A Comissão de Segurança Pública do Senado aprovou nesta terça-feira (9) um requerimento para realizar uma audiência pública para discutir suposto abuso de poder por parte do Judiciário.
O empresário Elon Musk, que tem feito ataques ao ministro do Supremo Tribunal Federal (STF) Alexandre de Moraes, é um dos convidados para a audiência. Ele poderia participar de forma online.
A audiência pública debaterá acusações de suposto monitoramento do Tribunal Superior Eleitoral (TSE) na internet e pedidos ilegais, por parte do STF, ao X (ex-Twitter), adquirida por Musk em 2022.
Além do empresário, a audiência também convida representantes do YouTube, Instagram e Facebook, entre outros nomes. O debate, que atende a requerimento do senador Eduardo Girão (Novo-CE), ainda não tem data marcada.

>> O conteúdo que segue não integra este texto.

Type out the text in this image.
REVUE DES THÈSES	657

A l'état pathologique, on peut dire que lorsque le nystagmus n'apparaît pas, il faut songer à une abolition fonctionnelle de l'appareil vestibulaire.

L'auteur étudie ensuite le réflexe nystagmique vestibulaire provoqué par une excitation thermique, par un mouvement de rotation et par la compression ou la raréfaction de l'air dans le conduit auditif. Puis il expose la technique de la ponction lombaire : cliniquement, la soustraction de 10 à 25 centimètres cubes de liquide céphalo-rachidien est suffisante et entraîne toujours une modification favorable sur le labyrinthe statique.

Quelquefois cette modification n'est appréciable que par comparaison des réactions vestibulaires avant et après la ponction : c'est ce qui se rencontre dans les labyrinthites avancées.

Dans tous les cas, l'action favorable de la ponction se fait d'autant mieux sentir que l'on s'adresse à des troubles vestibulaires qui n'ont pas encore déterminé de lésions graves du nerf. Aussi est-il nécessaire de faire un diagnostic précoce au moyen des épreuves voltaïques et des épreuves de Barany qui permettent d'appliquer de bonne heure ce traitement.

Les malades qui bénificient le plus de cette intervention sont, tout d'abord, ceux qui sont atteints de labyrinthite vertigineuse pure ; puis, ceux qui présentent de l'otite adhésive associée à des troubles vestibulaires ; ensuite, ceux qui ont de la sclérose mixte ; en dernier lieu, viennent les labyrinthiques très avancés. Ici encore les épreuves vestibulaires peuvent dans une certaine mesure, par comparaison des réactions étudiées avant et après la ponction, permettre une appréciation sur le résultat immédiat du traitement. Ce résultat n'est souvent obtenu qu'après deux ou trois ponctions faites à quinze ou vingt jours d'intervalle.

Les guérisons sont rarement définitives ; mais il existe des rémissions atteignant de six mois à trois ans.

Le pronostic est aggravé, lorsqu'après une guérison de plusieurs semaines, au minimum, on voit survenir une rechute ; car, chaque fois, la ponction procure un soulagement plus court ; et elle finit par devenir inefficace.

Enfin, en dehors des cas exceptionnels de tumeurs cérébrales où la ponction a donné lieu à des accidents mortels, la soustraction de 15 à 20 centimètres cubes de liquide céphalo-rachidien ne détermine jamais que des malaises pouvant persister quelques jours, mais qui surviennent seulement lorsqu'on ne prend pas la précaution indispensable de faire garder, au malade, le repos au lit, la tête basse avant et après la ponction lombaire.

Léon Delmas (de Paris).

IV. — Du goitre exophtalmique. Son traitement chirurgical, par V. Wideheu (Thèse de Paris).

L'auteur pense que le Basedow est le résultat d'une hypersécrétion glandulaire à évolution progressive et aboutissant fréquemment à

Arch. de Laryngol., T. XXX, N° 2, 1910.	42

O nome do dono do X foi sugerido pelo senador Jorge Kajuru (PSB-GO), que afirmou que o empresário “começou toda essa confusão”.
Nos últimos dias, o bilionário fez uma série de publicações contra Alexandre de Moraes, cujas medidas podem ter como desfecho a proibição do X no Brasil.
Musk pede a renúncia ou impeachment de Moraes sob alegação que as exigências do magistrado para a plataforma “violam a legislação brasileira”.
Após os ataques, o dono do X foi incluído por Moraes no inquérito das milícias digitais em tramitação no STF. Ele também recebeu críticas de aliados do governo federal e apoio de parlamentares da oposição.
As falas de Musk ocorrem após a divulgação do chamado “Twitter Files Brazil” pelo jornalista norte-americano Michael Shellenberger.
O “Twitter Files” mostra a troca de e-mails entre funcionários que representavam o Twitter no Brasil com a sede da empresa nos Estados Unidos, entre 2020 e 2022.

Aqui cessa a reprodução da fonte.